Data Frame in R

The Data Frame in R is a table or two-dimensional data structure. In R Data Frames, records are stored in rows and columns, and we can access the elements using the row index and column index. The following are some of the characteristics:

  • A data frame in R is a list of variables and must contain the same number of rows with unique row names.
  • The Column Names should not be Empty.
  • Although data frame supports duplicate column names by using a check.names = FALSE. It is always preferable to use unique Column names.
  • The data stored in it can be Character, Numerical, or Factors.

In this article, we show you how to Create a Data Frame, How to Access Columns and Rows in R programming. And Manipulate the individual or Row level or Column level Elements, Creating Named Data Frames. It also explains some of the important functions supported by the Data Frame.
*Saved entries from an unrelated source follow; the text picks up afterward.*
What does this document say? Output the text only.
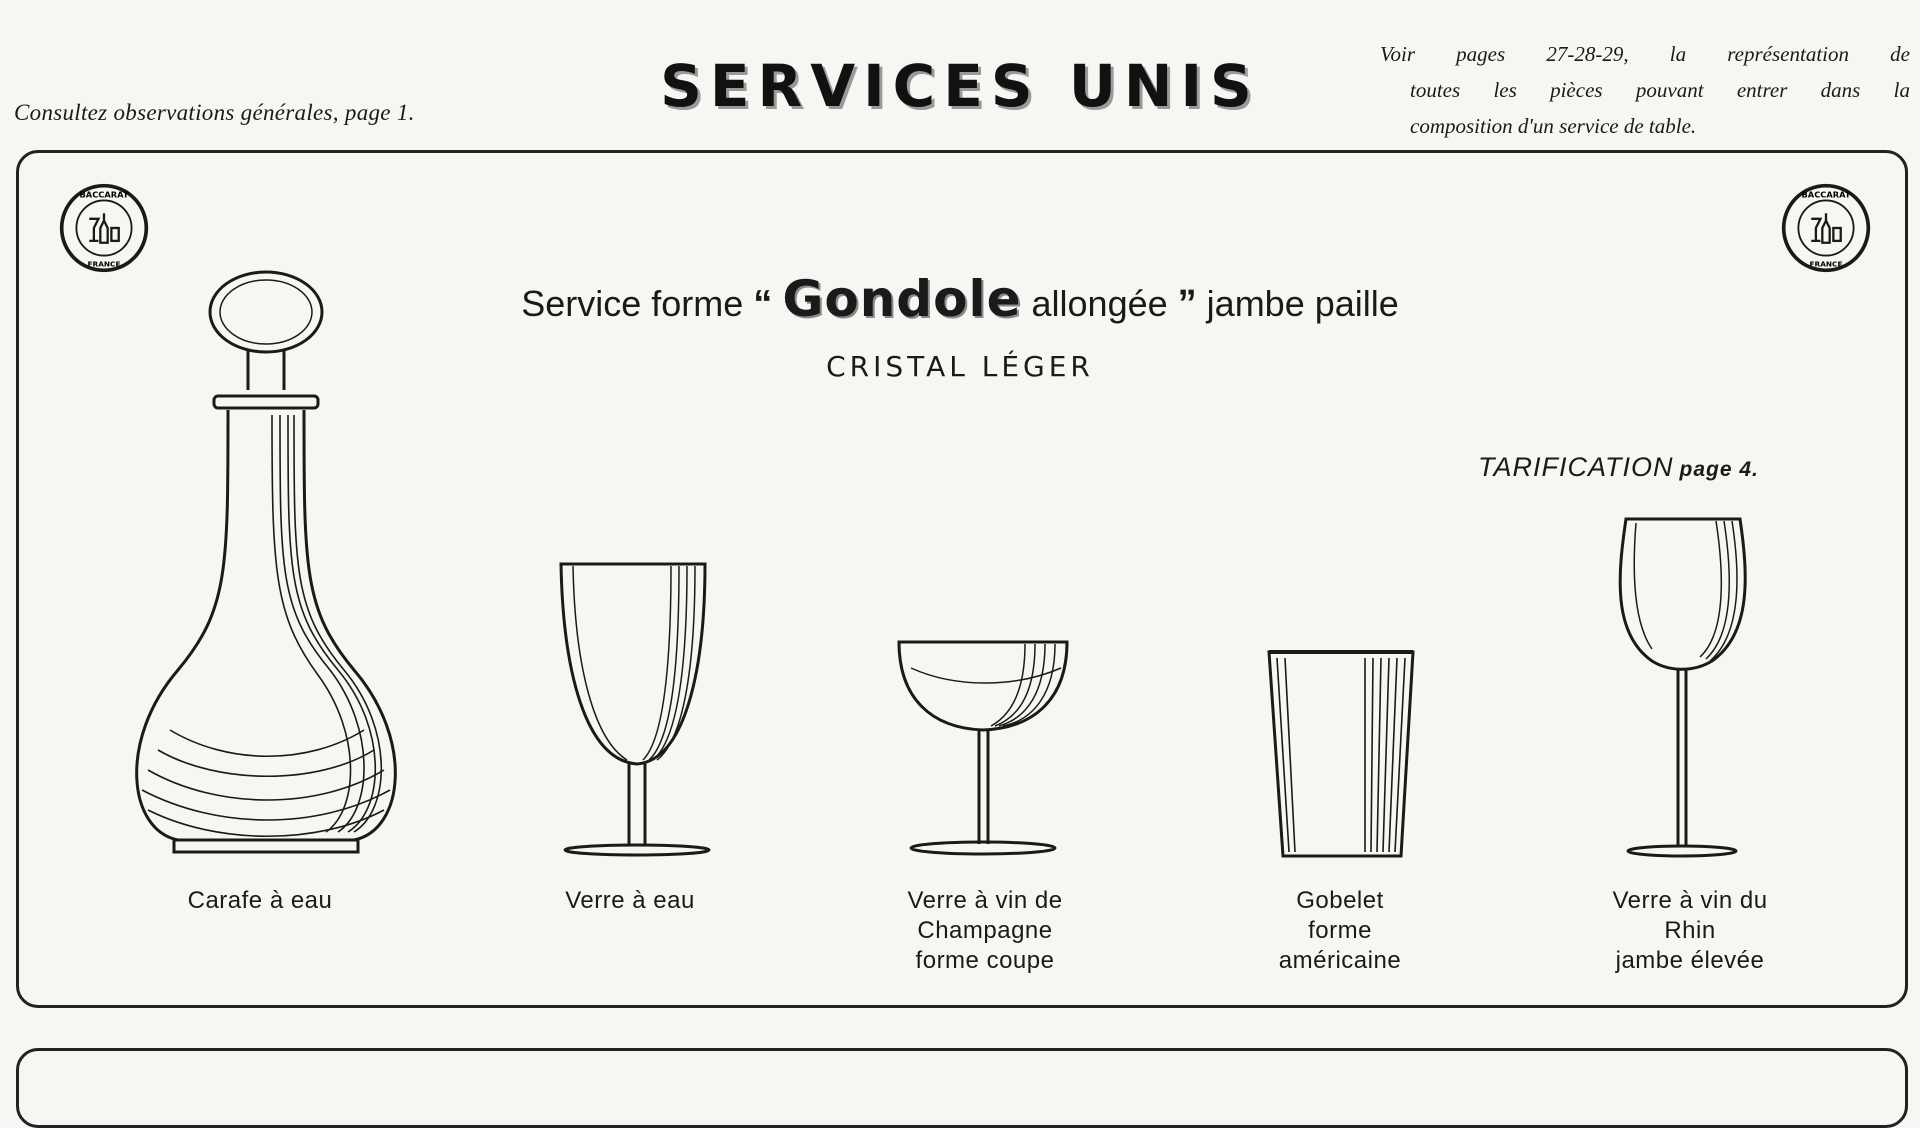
Consultez observations générales, page 1.	SERVICES UNIS	Voir pages 27-28-29, la représentation de
toutes les pièces pouvant entrer dans la
composition d'un service de table.
BACCARAT
FRANCE
BACCARAT
FRANCE
Service forme “ Gondole allongée ” jambe paille
CRISTAL LÉGER
TARIFICATION page 4.
Carafe à eau	Verre à eau	Verre à vin de
Champagne
forme coupe
Gobelet
forme
américaine
Verre à vin du
Rhin
jambe élevée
How to Create Data Frame in R

This example creates a Data Frame with a different element, and the most common way to begin is

Id <- c(1:10)
Name <- c("John", "Rob", "Ruben", "Christy","Johnson", "Miller", "Carlson", "Ruiz", "Yang","Zhu")
Occupation <- c("Professional", "Programmer","Management", "Clerical", 
                "Developer", "Programmer", "Management", "Clerical", "Developer","Programmer")
Salary <- c(80000, 70000, 90000, 50000, 60000, 75000, 92000, 68000, 55000, 82000)

employee <- data.frame(Id, Name, Occupation, Salary)
print(employee)

First, we created four vectors of a different type, and then the data frame using those four vectors.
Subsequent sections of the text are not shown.